Developing models of real-world societal scenarios and systems is a key topic in the research agenda of social sciences, but is hindered by the lack of controlled experimentation with large groups of people. IBSEN will provide a breakthrough by building a repertoire of human behavior in large (1000+ persons) structured groups using controlled experiments.
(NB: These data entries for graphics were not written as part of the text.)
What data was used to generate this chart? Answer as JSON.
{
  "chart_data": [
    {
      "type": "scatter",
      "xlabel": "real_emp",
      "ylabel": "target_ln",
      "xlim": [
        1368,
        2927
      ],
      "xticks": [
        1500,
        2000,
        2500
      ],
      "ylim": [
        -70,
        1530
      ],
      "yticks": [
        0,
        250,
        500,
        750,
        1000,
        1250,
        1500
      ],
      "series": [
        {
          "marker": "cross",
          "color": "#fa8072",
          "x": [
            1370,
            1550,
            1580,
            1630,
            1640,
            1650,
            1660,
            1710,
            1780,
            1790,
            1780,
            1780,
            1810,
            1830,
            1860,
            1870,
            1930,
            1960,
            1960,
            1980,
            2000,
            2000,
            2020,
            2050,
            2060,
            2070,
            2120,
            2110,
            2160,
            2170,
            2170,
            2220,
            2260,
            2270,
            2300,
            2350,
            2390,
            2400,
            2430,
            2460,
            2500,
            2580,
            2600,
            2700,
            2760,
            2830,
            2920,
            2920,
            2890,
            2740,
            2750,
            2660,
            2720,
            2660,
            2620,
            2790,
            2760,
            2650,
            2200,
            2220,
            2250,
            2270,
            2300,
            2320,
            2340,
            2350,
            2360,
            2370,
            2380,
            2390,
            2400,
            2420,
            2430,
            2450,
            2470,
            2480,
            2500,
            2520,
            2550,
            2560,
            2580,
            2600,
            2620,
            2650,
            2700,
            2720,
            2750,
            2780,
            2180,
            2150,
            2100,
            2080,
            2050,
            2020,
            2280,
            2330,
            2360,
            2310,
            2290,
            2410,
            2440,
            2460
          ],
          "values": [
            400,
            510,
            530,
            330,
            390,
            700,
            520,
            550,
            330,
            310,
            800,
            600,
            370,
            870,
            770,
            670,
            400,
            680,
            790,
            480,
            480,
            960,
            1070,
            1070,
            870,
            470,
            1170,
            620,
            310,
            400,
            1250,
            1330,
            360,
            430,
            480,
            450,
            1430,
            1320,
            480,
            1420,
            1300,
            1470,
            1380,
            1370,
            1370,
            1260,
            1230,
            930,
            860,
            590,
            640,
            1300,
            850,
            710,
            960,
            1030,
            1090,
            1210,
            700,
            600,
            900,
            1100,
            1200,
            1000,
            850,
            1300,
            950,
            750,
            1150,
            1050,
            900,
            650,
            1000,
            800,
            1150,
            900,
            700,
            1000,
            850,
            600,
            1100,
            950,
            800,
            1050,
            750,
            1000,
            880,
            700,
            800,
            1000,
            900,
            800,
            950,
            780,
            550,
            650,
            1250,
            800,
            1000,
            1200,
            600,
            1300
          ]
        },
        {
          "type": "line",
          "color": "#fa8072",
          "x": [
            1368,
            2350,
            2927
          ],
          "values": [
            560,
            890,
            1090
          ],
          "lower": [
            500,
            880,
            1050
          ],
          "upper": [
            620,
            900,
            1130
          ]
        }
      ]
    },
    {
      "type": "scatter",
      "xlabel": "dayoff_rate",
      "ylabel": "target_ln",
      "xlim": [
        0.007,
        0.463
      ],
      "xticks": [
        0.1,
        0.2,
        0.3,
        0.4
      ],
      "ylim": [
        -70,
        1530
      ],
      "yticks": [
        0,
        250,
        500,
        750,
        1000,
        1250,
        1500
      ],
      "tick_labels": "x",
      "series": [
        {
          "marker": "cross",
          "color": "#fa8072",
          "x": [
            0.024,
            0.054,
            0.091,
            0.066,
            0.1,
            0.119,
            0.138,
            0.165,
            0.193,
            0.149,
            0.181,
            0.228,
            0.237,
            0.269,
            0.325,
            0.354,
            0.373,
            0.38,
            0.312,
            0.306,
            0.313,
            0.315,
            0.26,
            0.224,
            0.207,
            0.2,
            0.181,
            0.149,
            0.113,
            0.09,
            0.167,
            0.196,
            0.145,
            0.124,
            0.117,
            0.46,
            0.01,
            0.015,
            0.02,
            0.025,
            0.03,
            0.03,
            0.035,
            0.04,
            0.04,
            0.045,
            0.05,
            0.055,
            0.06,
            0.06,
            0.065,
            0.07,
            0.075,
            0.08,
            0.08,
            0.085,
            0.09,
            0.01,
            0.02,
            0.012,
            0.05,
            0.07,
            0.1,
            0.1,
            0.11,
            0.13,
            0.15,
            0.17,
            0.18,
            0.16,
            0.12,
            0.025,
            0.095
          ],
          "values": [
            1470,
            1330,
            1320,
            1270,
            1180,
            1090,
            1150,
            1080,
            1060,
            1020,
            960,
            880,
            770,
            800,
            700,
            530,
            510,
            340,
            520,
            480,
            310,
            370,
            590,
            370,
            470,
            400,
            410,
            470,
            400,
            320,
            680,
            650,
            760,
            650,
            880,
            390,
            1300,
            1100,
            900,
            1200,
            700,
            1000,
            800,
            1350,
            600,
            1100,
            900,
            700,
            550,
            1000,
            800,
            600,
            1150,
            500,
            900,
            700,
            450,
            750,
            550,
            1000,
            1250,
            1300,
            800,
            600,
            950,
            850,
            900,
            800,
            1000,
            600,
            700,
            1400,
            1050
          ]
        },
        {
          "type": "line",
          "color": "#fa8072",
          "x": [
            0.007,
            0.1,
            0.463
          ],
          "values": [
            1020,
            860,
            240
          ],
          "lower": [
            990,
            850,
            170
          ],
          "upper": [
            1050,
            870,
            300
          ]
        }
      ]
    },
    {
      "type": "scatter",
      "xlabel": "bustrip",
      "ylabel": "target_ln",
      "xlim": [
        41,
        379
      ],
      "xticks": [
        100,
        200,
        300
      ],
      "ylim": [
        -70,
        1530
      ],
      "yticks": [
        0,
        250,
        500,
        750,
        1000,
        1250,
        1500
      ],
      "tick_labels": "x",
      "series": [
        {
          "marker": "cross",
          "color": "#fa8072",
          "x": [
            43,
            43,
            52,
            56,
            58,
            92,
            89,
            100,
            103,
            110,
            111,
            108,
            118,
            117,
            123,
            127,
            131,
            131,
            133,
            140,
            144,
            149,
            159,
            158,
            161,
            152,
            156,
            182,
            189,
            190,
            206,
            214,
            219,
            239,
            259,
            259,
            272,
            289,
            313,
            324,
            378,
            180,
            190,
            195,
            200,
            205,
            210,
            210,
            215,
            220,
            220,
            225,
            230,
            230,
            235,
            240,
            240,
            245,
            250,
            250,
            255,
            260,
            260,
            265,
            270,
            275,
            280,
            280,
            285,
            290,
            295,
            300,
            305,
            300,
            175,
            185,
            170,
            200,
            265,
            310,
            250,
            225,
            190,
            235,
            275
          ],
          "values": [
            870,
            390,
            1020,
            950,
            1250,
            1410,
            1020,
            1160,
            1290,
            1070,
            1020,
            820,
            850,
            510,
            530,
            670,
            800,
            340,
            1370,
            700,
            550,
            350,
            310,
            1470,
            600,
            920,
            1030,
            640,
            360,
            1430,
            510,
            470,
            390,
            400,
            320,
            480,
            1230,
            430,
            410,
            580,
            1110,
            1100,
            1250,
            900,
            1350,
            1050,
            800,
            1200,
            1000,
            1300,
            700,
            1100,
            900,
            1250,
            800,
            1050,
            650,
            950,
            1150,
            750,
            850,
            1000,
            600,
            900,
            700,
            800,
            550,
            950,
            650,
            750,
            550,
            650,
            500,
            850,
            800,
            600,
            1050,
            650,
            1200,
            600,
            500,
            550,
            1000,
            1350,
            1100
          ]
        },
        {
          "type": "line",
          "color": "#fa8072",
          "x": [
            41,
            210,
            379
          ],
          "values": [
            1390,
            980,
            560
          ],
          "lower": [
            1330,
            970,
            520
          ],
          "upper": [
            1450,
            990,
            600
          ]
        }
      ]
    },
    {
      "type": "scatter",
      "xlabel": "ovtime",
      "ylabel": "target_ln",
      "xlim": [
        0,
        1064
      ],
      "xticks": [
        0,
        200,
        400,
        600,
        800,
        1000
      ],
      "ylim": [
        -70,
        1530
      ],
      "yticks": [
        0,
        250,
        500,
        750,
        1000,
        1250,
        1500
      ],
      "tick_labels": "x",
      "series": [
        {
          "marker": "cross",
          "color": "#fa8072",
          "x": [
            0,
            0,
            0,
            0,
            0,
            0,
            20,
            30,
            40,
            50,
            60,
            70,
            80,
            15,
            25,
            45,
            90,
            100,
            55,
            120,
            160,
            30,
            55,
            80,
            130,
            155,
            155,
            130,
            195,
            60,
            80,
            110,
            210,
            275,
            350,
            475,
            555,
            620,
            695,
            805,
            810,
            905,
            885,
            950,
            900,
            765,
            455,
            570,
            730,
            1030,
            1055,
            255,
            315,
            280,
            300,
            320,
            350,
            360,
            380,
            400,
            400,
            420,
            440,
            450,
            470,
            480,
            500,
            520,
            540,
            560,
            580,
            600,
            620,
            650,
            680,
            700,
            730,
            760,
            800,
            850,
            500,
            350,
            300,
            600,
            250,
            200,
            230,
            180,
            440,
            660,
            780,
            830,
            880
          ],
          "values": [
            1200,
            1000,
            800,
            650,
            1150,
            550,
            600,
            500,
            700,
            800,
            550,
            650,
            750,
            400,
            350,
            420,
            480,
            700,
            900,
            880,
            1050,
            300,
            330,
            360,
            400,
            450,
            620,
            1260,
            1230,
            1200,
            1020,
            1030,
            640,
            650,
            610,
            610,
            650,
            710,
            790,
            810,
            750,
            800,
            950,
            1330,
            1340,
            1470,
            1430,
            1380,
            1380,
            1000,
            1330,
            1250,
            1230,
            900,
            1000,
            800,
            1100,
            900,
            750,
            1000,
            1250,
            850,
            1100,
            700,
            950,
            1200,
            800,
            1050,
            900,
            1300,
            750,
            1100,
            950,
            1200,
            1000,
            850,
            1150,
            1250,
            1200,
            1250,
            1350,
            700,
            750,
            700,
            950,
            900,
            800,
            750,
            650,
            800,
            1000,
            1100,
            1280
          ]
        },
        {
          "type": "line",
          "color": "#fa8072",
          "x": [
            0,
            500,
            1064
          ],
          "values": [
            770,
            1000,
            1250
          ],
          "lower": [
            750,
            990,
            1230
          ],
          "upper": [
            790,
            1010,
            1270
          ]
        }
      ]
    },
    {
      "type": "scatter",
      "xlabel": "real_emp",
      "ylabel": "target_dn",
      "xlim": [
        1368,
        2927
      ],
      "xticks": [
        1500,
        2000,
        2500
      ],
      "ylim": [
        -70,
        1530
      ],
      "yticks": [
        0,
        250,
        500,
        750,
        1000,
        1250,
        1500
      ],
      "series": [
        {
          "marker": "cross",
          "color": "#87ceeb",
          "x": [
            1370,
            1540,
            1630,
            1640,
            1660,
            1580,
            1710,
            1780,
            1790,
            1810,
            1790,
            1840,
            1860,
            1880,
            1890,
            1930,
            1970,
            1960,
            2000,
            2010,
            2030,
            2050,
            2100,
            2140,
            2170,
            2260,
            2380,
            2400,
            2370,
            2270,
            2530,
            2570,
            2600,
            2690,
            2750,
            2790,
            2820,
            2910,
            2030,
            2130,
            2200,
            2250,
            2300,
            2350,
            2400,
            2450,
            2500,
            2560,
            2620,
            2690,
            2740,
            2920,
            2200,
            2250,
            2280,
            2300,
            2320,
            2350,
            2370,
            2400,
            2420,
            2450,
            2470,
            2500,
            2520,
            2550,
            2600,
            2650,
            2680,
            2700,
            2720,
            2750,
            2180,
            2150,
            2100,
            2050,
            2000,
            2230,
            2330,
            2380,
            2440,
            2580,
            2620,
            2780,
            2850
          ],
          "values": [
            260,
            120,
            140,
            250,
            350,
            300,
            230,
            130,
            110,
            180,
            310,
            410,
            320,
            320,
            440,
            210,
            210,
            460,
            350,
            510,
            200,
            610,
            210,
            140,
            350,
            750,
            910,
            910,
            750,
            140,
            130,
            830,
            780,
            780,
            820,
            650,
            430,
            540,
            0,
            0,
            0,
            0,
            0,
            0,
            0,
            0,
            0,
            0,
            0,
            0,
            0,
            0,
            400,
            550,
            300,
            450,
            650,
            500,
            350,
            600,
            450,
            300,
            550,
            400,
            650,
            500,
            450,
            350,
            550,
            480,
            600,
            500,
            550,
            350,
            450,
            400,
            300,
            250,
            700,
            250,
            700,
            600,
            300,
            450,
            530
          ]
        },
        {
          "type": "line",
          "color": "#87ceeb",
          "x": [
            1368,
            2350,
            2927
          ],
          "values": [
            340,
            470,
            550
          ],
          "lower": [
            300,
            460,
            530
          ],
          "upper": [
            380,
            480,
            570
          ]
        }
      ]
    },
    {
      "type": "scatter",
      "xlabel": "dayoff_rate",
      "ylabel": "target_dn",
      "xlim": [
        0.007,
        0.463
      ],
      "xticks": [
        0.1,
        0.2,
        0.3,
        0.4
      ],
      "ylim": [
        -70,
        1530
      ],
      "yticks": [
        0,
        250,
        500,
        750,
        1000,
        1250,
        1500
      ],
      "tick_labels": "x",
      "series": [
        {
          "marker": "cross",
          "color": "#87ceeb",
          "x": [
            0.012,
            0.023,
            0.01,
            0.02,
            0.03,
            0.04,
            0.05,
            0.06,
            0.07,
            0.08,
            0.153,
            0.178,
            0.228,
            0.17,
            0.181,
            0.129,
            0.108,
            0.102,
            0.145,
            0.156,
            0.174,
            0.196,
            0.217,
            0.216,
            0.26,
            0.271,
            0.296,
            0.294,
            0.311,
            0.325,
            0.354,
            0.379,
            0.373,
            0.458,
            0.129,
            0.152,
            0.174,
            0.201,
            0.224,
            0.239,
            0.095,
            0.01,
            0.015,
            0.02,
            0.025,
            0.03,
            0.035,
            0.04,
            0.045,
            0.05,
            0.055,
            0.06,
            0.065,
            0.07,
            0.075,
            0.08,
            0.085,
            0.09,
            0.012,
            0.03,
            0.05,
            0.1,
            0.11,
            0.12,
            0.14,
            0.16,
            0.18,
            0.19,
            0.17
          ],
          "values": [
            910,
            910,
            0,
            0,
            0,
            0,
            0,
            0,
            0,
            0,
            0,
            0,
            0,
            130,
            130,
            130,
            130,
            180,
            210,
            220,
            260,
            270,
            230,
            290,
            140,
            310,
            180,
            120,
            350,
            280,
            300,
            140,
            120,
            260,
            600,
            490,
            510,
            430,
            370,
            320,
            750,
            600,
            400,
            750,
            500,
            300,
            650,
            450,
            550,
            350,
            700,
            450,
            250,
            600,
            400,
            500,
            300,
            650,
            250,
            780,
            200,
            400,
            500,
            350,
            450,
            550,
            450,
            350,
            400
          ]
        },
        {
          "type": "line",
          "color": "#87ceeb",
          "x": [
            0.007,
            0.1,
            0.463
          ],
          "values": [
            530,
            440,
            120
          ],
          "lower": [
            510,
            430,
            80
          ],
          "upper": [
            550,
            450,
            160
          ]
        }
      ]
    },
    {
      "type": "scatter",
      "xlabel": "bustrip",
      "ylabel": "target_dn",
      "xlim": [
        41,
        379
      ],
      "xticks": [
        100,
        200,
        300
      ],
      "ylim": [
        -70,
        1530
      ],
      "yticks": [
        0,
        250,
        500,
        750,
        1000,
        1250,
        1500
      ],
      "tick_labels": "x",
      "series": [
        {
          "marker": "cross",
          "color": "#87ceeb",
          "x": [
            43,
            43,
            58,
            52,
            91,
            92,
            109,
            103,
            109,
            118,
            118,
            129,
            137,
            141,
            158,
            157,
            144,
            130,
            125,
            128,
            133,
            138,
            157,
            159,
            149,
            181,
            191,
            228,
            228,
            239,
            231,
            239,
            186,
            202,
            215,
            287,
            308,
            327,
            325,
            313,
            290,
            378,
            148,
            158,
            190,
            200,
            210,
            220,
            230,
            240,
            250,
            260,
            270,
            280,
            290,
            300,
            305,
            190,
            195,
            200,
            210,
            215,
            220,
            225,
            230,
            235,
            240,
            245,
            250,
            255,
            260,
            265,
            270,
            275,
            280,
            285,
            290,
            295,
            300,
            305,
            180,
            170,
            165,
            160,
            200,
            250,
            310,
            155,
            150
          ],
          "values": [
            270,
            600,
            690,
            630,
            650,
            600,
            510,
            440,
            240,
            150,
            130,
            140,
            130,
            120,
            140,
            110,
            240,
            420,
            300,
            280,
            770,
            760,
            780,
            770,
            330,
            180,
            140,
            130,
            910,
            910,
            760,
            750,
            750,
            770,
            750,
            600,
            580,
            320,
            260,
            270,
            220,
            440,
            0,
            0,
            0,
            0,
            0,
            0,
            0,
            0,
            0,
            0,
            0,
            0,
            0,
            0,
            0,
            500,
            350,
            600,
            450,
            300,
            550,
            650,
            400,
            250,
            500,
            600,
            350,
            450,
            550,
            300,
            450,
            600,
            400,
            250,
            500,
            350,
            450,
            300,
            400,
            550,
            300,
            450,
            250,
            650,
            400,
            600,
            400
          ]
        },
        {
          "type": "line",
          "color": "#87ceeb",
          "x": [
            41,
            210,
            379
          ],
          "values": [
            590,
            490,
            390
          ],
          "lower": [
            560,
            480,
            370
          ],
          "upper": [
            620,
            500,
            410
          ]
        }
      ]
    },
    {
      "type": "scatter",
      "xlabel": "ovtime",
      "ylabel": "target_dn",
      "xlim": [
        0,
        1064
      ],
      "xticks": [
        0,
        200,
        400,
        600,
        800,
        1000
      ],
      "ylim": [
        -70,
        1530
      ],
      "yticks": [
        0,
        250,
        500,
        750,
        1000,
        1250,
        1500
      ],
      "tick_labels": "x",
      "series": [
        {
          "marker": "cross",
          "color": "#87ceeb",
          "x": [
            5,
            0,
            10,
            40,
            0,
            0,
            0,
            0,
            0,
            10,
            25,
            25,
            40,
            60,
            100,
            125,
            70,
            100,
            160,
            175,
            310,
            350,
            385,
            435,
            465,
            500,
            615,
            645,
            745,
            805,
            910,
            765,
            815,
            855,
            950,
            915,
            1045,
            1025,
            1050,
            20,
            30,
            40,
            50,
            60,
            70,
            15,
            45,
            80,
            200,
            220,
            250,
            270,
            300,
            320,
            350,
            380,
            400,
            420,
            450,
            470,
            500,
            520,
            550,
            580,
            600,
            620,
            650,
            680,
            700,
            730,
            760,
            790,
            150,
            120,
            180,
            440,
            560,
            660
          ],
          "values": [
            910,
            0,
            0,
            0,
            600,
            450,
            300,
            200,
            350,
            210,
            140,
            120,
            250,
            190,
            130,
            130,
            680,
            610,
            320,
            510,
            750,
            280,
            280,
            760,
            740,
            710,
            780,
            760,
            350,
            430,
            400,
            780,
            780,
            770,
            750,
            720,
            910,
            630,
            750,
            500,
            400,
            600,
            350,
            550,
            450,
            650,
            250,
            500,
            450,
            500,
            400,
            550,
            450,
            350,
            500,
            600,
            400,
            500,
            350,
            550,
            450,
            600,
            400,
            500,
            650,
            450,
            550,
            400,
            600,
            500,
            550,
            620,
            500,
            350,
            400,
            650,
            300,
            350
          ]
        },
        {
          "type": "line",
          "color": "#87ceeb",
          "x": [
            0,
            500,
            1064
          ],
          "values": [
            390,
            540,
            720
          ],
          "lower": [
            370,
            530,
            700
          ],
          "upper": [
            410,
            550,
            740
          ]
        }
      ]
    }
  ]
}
To that end, we will develop a novel setup for large groups of people that will provide an experimental protocol, the necessary software, and analytical tools to allow us to deal with thousands of people at the same time. We will apply our setup to specific research questions, focusing on novel phenomenology that may arise in large systems as compared to typical smaller ones, to find the rules that govern human behavior in those cases, including the influence of social context and individual identity on them. We will assess our approach by building a model of human interaction in groups based on the behavioral rules we have found. The project requires a highdegree of interdisciplinarity; accordingly, the team consists of physicists, economists, social psychologists, and computer scientists. On the other hand, this is a high-risk project, as the experimental design may prove unfeasible for really large systems and extracting meaningful data from the participants’ actions may not be possible. Notwithstanding, encouraging results in some pilot studies run by partners underpin the scientific feasibility of the concept and approach. If successful, researchers will be able to build on our findings to develop a human behavior simulator, a technology providing a basis for socio-economic simulations that would radically change many fields, from robotics to economics, with technological and societal impacts, including policy-making in socially pressing issues. We will thus lay the foundations to kick start a new way of doing social science for the problems arising in a technologically highly connected society.

Horizon 2020 grant

This research is funded by a Horizon 2020 grant. The total grant amount is 2.6 million euro, with 400,000 euro earmarked for the UvA's Center for Nonlinear Dynamics in Economics and Finance (CeNDEF) and the Center for Research in Experimental Economics and Political Decision Making (CREED). The researchers involved are Cars Hommes, Joep Sonnemans, Cees Diks, Jan Tuinstra, Florian Wagener, Aljaz Ule, Marco van der Leij, Isabelle Salle, and Anita Kopanyi-Peuker. The duration of the project is three years, commencing 1 September 2015. 

Horizon 2020 is a Europese Commission programme to stimulate European research and innovation. Horizon 2020 started 1 January 2014 and is the successor of the Seventh Framework Programme (FP7).